Yeni yönetmelik kapsamında bir platform oluşturarak, Türkiye genelindeki OSB’lerdeki henüz tahsis edilmemiş, yatırımcılara verilmemiş yatırım yerlerini yani teknik adıyla ‘sanayi parsellerini’ her ayın ilk pazartesi günü tahsise çıkardıklarını açıklayan Kacır, “Tüm OSB’lerde yatırım yeri tahsisi için artık tek yöntem bu. Üçüncü ayındayız ve muazzam bir ilgi gördü. Şu anda 3 ayda toplam boş yatırım yerlerinin sanıyorum 3’te 1’i tahsis edilmiş olacak. Uzun yıllar boş duran yerler hızla şimdi yatırımcı ile buluşuyor. Öncelikle arz kanalını açmış olduk” dedi.

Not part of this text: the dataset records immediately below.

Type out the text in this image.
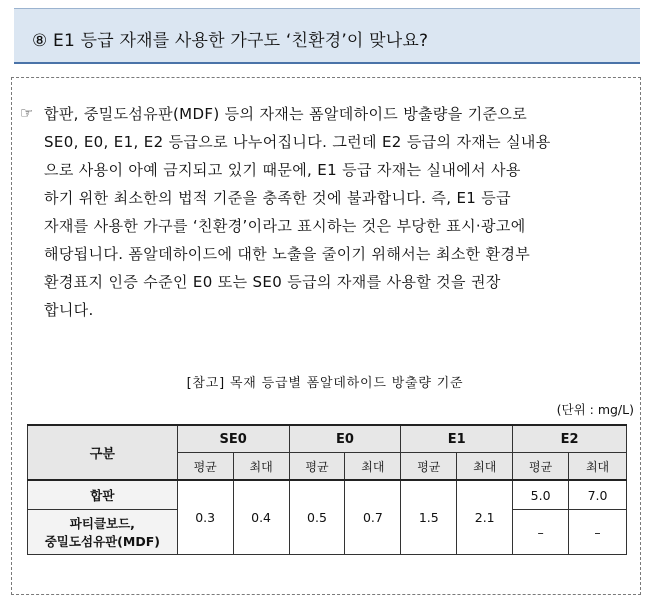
⑧ E1 등급 자재를 사용한 가구도 ‘친환경’이 맞나요?
☞ 합판, 중밀도섬유판(MDF) 등의 자재는 폼알데하이드 방출량을 기준으로
SE0, E0, E1, E2 등급으로 나누어집니다. 그런데 E2 등급의 자재는 실내용
으로 사용이 아예 금지되고 있기 때문에, E1 등급 자재는 실내에서 사용
하기 위한 최소한의 법적 기준을 충족한 것에 불과합니다. 즉, E1 등급
자재를 사용한 가구를 ‘친환경’이라고 표시하는 것은 부당한 표시·광고에
해당됩니다. 폼알데하이드에 대한 노출을 줄이기 위해서는 최소한 환경부
환경표지 인증 수준인 E0 또는 SE0 등급의 자재를 사용할 것을 권장
합니다.
[참고] 목재 등급별 폼알데하이드 방출량 기준
(단위 : mg/L)
구분	SE0		E0		E1		E2	
	평균	최대	평균	최대	평균	최대	평균	최대
합판	0.3	0.4	0.5	0.7	1.5	2.1	5.0	7.0

파티클보드,
중밀도섬유판(MDF)							–	–
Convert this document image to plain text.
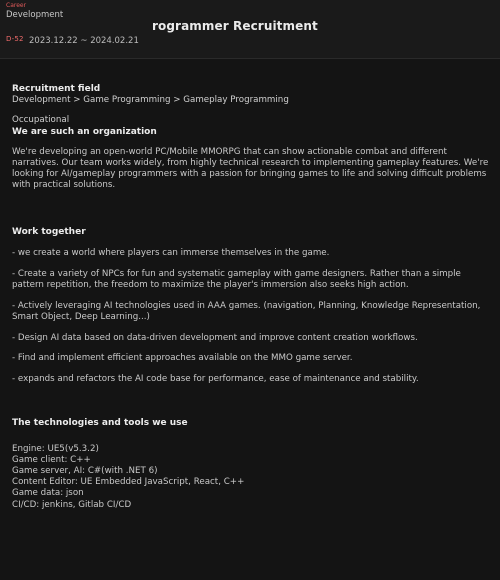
Career
Development
D-52 2023.12.22 ~ 2024.02.21
rogrammer Recruitment
Recruitment field
Development > Game Programming > Gameplay Programming
Occupational
We are such an organization

We're developing an open-world PC/Mobile MMORPG that can show actionable combat and different narratives. Our team works widely, from highly technical research to implementing gameplay features. We're looking for AI/gameplay programmers with a passion for bringing games to life and solving difficult problems with practical solutions.

Work together

- we create a world where players can immerse themselves in the game.

- Create a variety of NPCs for fun and systematic gameplay with game designers. Rather than a simple pattern repetition, the freedom to maximize the player's immersion also seeks high action.

- Actively leveraging AI technologies used in AAA games. (navigation, Planning, Knowledge Representation, Smart Object, Deep Learning...)

- Design AI data based on data-driven development and improve content creation workflows.

- Find and implement efficient approaches available on the MMO game server.

- expands and refactors the AI code base for performance, ease of maintenance and stability.

The technologies and tools we use
Engine: UE5(v5.3.2)
Game client: C++
Game server, AI: C#(with .NET 6)
Content Editor: UE Embedded JavaScript, React, C++
Game data: json
CI/CD: jenkins, Gitlab CI/CD
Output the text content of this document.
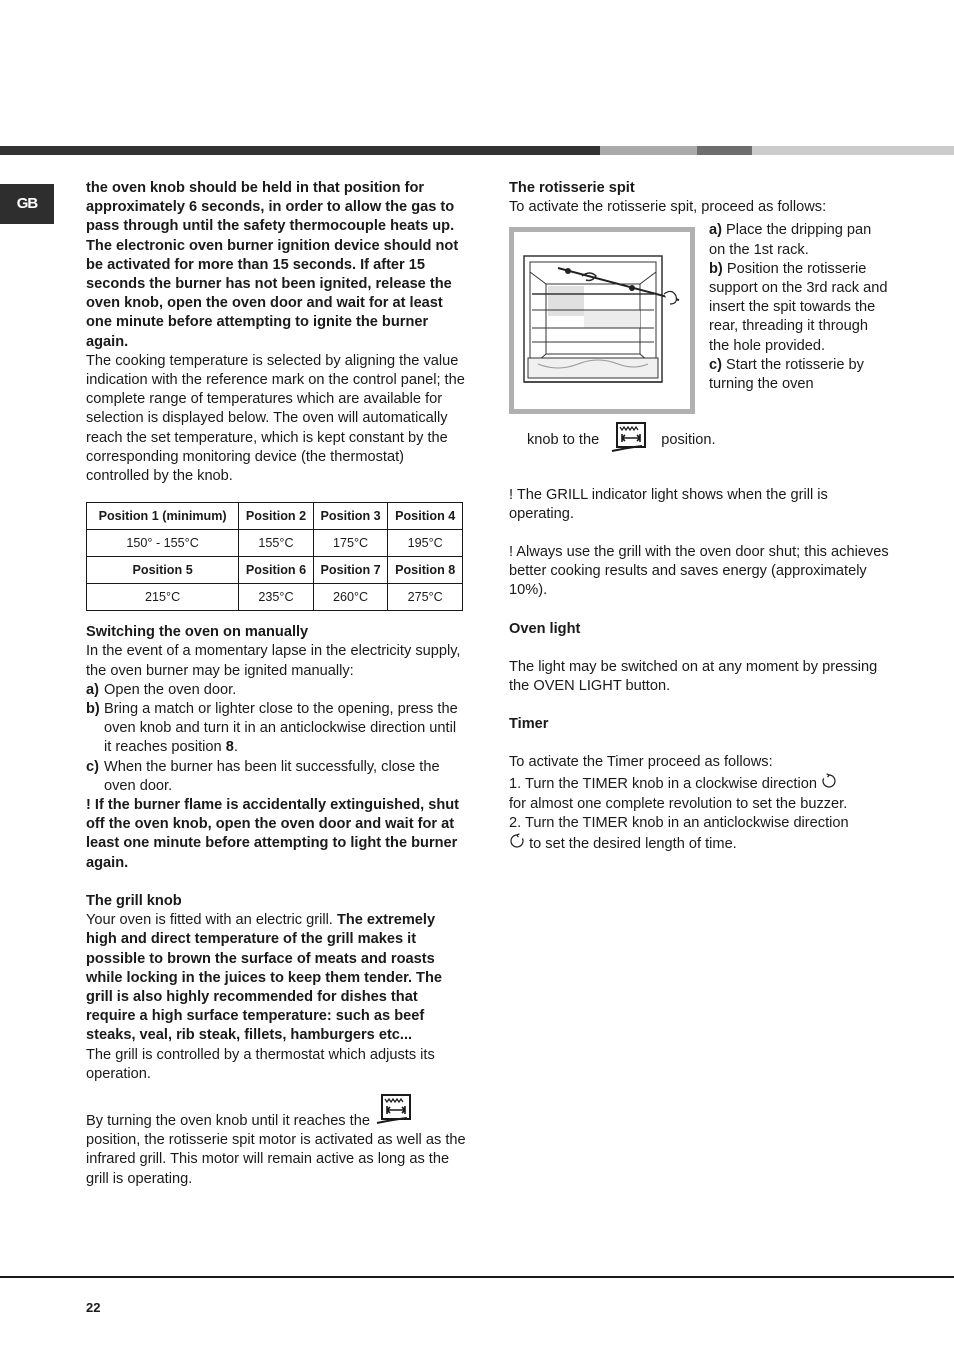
GB

the oven knob should be held in that position for approximately 6 seconds, in order to allow the gas to pass through until the safety thermocouple heats up. The electronic oven burner ignition device should not be activated for more than 15 seconds. If after 15 seconds the burner has not been ignited, release the oven knob, open the oven door and wait for at least one minute before attempting to ignite the burner again.

The cooking temperature is selected by aligning the value indication with the reference mark on the control panel; the complete range of temperatures which are available for selection is displayed below. The oven will automatically reach the set temperature, which is kept constant by the corresponding monitoring device (the thermostat) controlled by the knob.

Position 1 (minimum)	Position 2	Position 3	Position 4
150° - 155°C	155°C	175°C	195°C
Position 5	Position 6	Position 7	Position 8
215°C	235°C	260°C	275°C

Switching the oven on manually

In the event of a momentary lapse in the electricity supply, the oven burner may be ignited manually:

a) Open the oven door.
b) Bring a match or lighter close to the opening, press the oven knob and turn it in an anticlockwise direction until it reaches position 8.
c) When the burner has been lit successfully, close the oven door.

! If the burner flame is accidentally extinguished, shut off the oven knob, open the oven door and wait for at least one minute before attempting to light the burner again.

The grill knob

Your oven is fitted with an electric grill. The extremely high and direct temperature of the grill makes it possible to brown the surface of meats and roasts while locking in the juices to keep them tender. The grill is also highly recommended for dishes that require a high surface temperature: such as beef steaks, veal, rib steak, fillets, hamburgers etc...

The grill is controlled by a thermostat which adjusts its operation.

By turning the oven knob until it reaches the

position, the rotisserie spit motor is activated as well as the infrared grill. This motor will remain active as long as the grill is operating.

The rotisserie spit

To activate the rotisserie spit, proceed as follows:

a) Place the dripping pan on the 1st rack.

b) Position the rotisserie support on the 3rd rack and insert the spit towards the rear, threading it through the hole provided.

c) Start the rotisserie by turning the oven

knob to the	position.

! The GRILL indicator light shows when the grill is operating.

! Always use the grill with the oven door shut; this achieves better cooking results and saves energy (approximately 10%).

Oven light

The light may be switched on at any moment by pressing the OVEN LIGHT button.

Timer

To activate the Timer proceed as follows:

1. Turn the TIMER knob in a clockwise direction

for almost one complete revolution to set the buzzer.

2. Turn the TIMER knob in an anticlockwise direction

to set the desired length of time.

22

 “ANA DÜZENLEMEDEN VAZGEÇMEYİZ”

Sanayi çevrelerinin yeni yönetmelik konusundaki endişelerini değerlendiren Kacır, şöyle devam etti: “Bu yönetmeliği oluştururken, her yaptığımızın arkasında ciddi bir istişare var. Yatırım yeri tahsisi, şeffaf öngörülebilir kurallarla olduktan sonra kriterlerle ilgili ilaveler yapılabilir, yeni kriterler tanımlanabilir bunlar kolay. Bunlarla ilgili derdimiz yok. Burada şunu görüyorum ki, bazı argümanlar öne sürülerek başka taleplerin önü açılmaya çalışılıyor. Biz ana düzenlemenin temel hedeflerinden vazgeçemeyiz. Bizim için bu sanayi politikamızın ana unsurlarından biri. Dolayısıyla bizim ana düzenlemeden vazgeçmemiz beklenemez. Ama biz zaten her gün beraberiz, sıklıkla bunu konuşuyoruz. Bu tür beklentileri bir takım alt düzenlemelerle adımlar atılabilir. Bizim ‘gerçek’ sanayiciyi mağdur etmemiz söz konusu olamaz.”

Kacır, önemli bir yenilik olarak OSB’lerde ve OSB genişleme alanlarında bakanlık olarak yüzde 15 stratejik yatırımlar için alan ayrılabileceğine dair düzenleme yaptıklarını da belirterek, “Bu da Türkiye’de ulusal ve uluslararası yatırımcı için önemli bir ihtiyaçtı. Şu anda 1-15 milyon m2 yer isteyen ulusal ya da uluslararası yatırımcıya alan açmakta güçlük çekiyoruz çünkü” dedi.

Kacır, OSB’lerin Türkiye ekonomisi için önemine vurgu yaparak, önümüzdeki yıl OSB’lere 10 milyar TL’den fazla kaynak ayıracakları bilgisini de verdi.